The nature of information generally collected, processed and published relating to the following:

(a) Raw material consumption

(b) Production units, wastage and scrap

(c) Labour wage payments

(d) Labour efficiency and utilization

(e) Machine capacity and capacity utilization

(f) Capital employed

(g) Sales revenue and sales quantity

(h) Working capital and liquidity position

(i) Appropriations and dividends

(j) Cost structure

(k) Methods of production and process

(l) Major sources of information is published annual accounts. Trade associations may also collect the supplementary information by sending questionnaire to each of its members.

(m) Information so collected will be available only to the members of the association,

(n) The limitations of uniform costing is applicable to the Inter-firm comparisons.
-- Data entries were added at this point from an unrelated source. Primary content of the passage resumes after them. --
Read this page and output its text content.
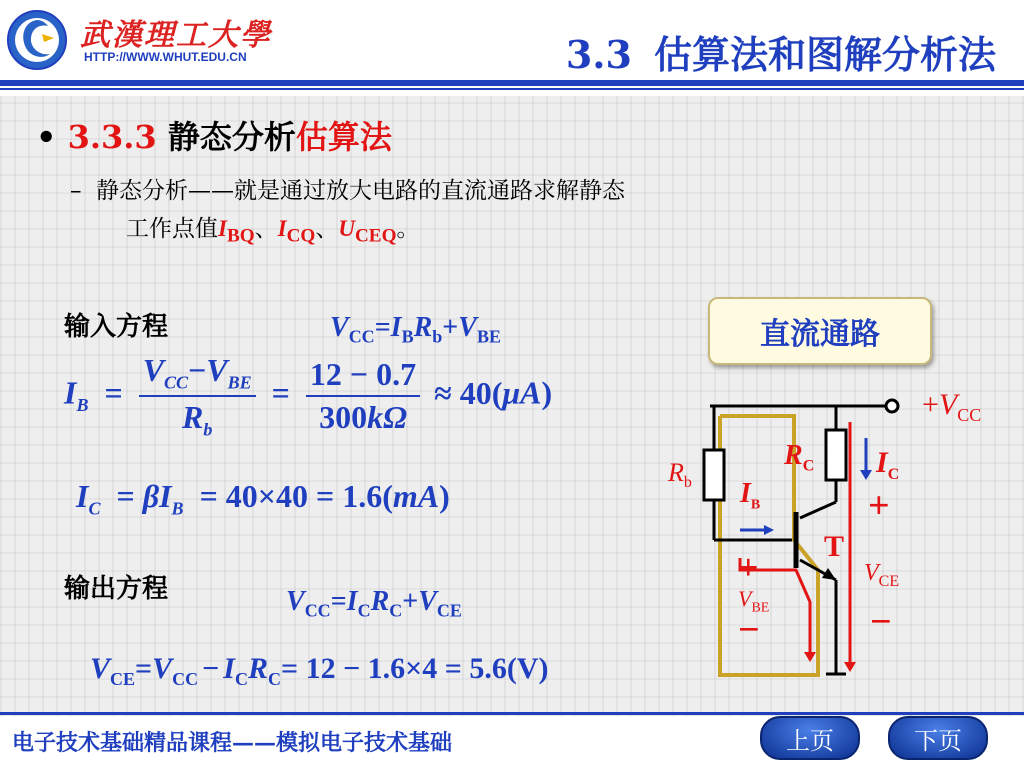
武漢理工大學
HTTP://WWW.WHUT.EDU.CN	3.3 估算法和图解分析法
• 3.3.3 静态分析估算法
– 静态分析——就是通过放大电路的直流通路求解静态
工作点值$I_{BQ}$、$I_{CQ}$、$U_{CEQ}$。
输入方程	$V_{CC}=I_BR_b+V_{BE}$
$I_B = \frac{V_{CC}-V_{BE}}{R_b} = \frac{12 - 0.7}{300k\Omega} \approx 40(\mu A)$
$I_C = \beta I_B = 40\times 40 = 1.6(mA)$
输出方程	$V_{CC}=I_CR_C+V_{CE}$
$V_{CE}=V_{CC} - I_CR_C= 12 - 1.6\times 4 = 5.6(V)$
直流通路
$+V_{CC}$
$R_b$
$R_C$ $I_C$
$I_B$
T
+
$V_{CE}$
−
+
$V_{BE}$
−
电子技术基础精品课程——模拟电子技术基础	上页	下页
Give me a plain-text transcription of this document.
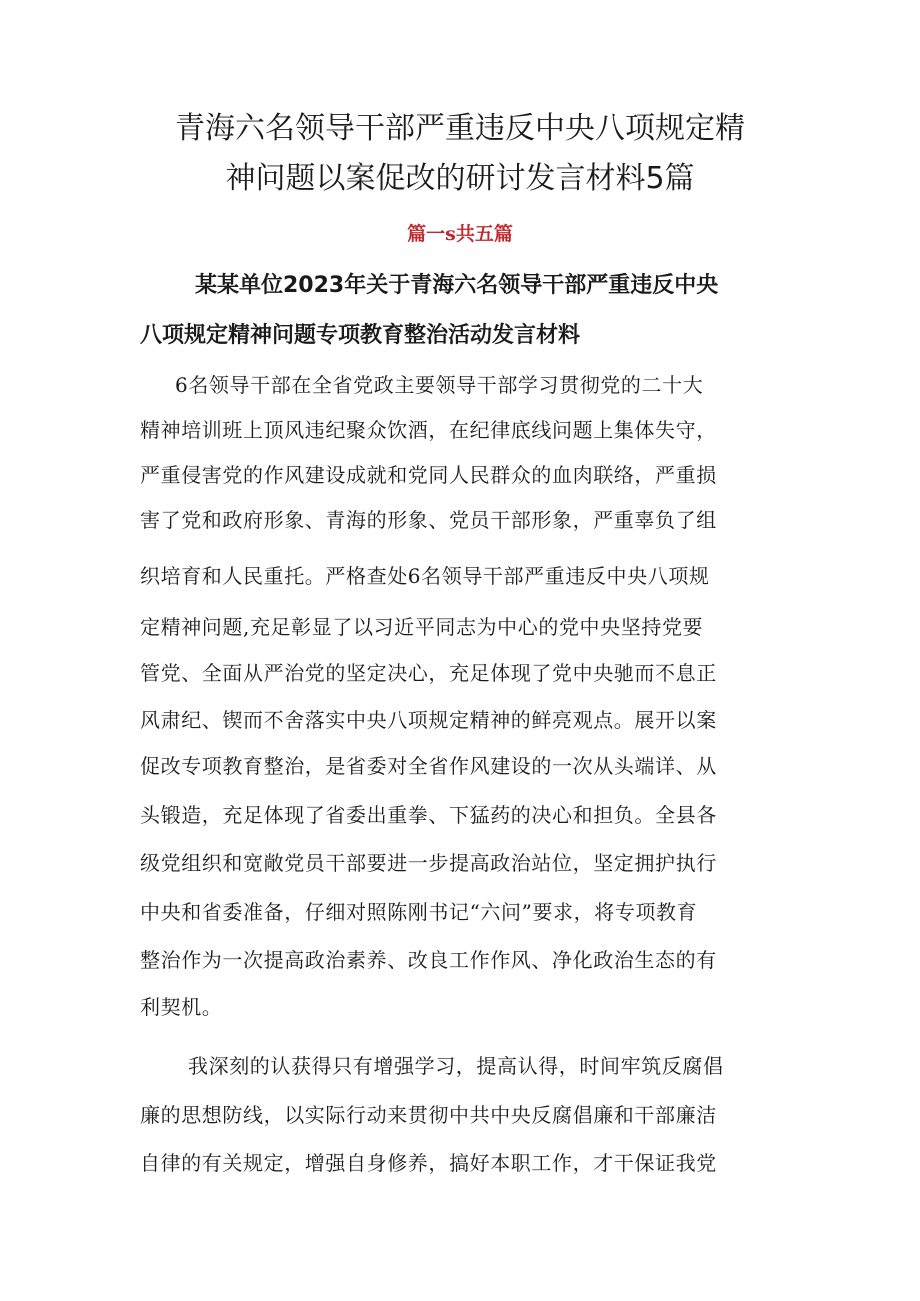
青海六名领导干部严重违反中央八项规定精
神问题以案促改的研讨发言材料5篇
篇一s共五篇
某某单位2023年关于青海六名领导干部严重违反中央
八项规定精神问题专项教育整治活动发言材料
6名领导干部在全省党政主要领导干部学习贯彻党的二十大
精神培训班上顶风违纪聚众饮酒，在纪律底线问题上集体失守，
严重侵害党的作风建设成就和党同人民群众的血肉联络，严重损
害了党和政府形象、青海的形象、党员干部形象，严重辜负了组
织培育和人民重托。严格查处6名领导干部严重违反中央八项规
定精神问题,充足彰显了以习近平同志为中心的党中央坚持党要
管党、全面从严治党的坚定决心，充足体现了党中央驰而不息正
风肃纪、锲而不舍落实中央八项规定精神的鲜亮观点。展开以案
促改专项教育整治，是省委对全省作风建设的一次从头端详、从
头锻造，充足体现了省委出重拳、下猛药的决心和担负。全县各
级党组织和宽敞党员干部要进一步提高政治站位，坚定拥护执行
中央和省委准备，仔细对照陈刚书记“六问”要求，将专项教育
整治作为一次提高政治素养、改良工作作风、净化政治生态的有
利契机。
我深刻的认获得只有增强学习，提高认得，时间牢筑反腐倡
廉的思想防线，以实际行动来贯彻中共中央反腐倡廉和干部廉洁
自律的有关规定，增强自身修养，搞好本职工作，才干保证我党
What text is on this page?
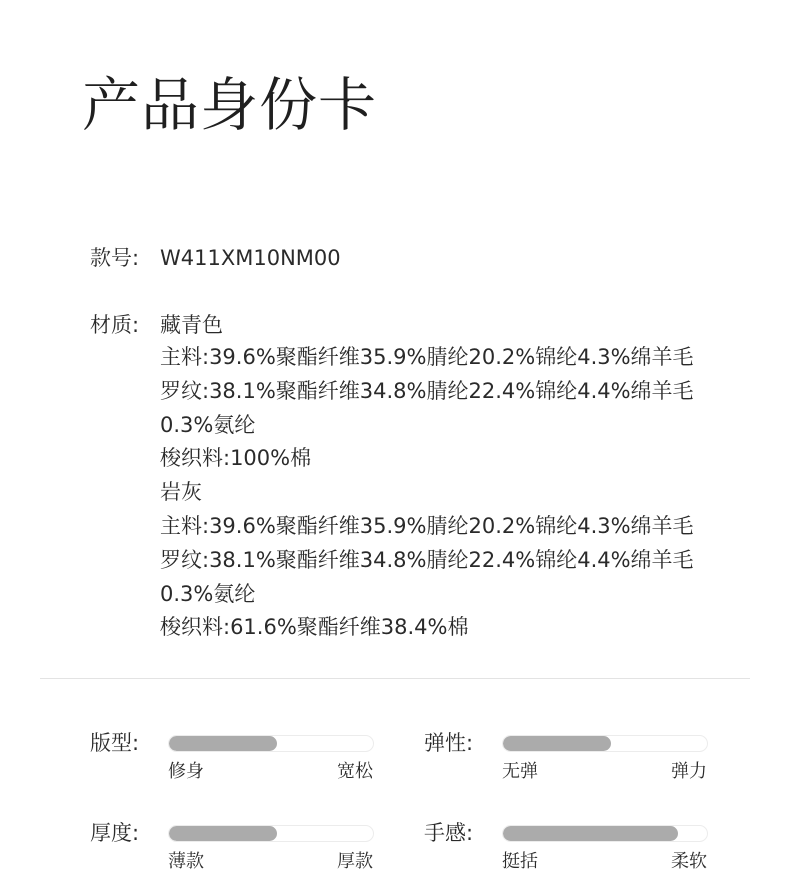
产品身份卡
款号: W411XM10NM00
材质: 藏青色
主料:39.6%聚酯纤维35.9%腈纶20.2%锦纶4.3%绵羊毛
罗纹:38.1%聚酯纤维34.8%腈纶22.4%锦纶4.4%绵羊毛
0.3%氨纶
梭织料:100%棉
岩灰
主料:39.6%聚酯纤维35.9%腈纶20.2%锦纶4.3%绵羊毛
罗纹:38.1%聚酯纤维34.8%腈纶22.4%锦纶4.4%绵羊毛
0.3%氨纶
梭织料:61.6%聚酯纤维38.4%棉
版型:
修身	宽松
弹性:
无弹	弹力
厚度:
薄款	厚款
手感:
挺括	柔软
(4) Procedure in Making Inter-firm Comparisons:

Inter-firm comparisons may take a variety of different forms.

An Inter-firm comparison consists of the following procedure:

(a) Data are collected from participating organizations by the centre for Inter-firm comparison.

(b) The management of an organization are provided with information which will allow them to determine the efficiency being achieved, measured by comparing the perfor­mances of other businesses.

(c) An attempt is made to show why results vary from one business to another i.e., any weaknesses are highlighted. Extensive use is made of financial or cost ratios. These are selected with great care bearing in mind the problems which are being faced.

Problems in Inter-Firm Comparisons:

Some of these special problems may be the following:

(a) Is profit adequate?

(b) How efficient is selling?

(c) How efficient is production?

These and similar questions are always present in any business, so obviously any system, method or advice which assists in providing solutions is to be welcomed. More details of these problems are now considered.

a. Adequacy of Profit:

The principal motivating force in any commercial enterprise is profit. Success is measured by the size of the profit in relation to the capital employed. If the earning power of a business does not at least equal that of other similar concerns then there is probably some factor or a combination of factors which is not operating efficiently. These may then be isolated by means of ratios.

b. Efficiency in Selling:

Unless goods are sold there can be no profit. The size of the total sales to operating profit and to assets employed are key ratios in illustrating important facts in the profit- earning structure. The operating profit to sales ratio indicates the total margin earned by the sales. Expressed as a percentage it will show the percentage earned on sales.

The sales to assets employed ratio shows how many times capital employed is covered by sales. Put another way it indicates how much is sold per Re. 1 invested.

The ‘size of the sales’ (sales to operating assets ratio) can be analyzed still further by the following ratios:

(a) Sales to fixed assets.

(b) Sales to Current Assets, analyzed into:

(i) Stock turnover

(ii) Turnover of debtors.

(c) Production Efficiency:

The production departments have to produce an adequate volume of output at costs which are reasonable i.e., which enable a sufficiently large gross margin to be earned.

The factory cost broken down into:

(i) Direct material,

(ii) Direct labour, and

(iii) Production overheads, and related to the sales value of production, should indicate the relative size of these three main elements of cost.

Comparisons with other firms’ figures or with its own preceding periods’ figures may point out a possible source of inefficiency e.g., labour utilization or machine utilization. A detailed analysis and investigation can then follow.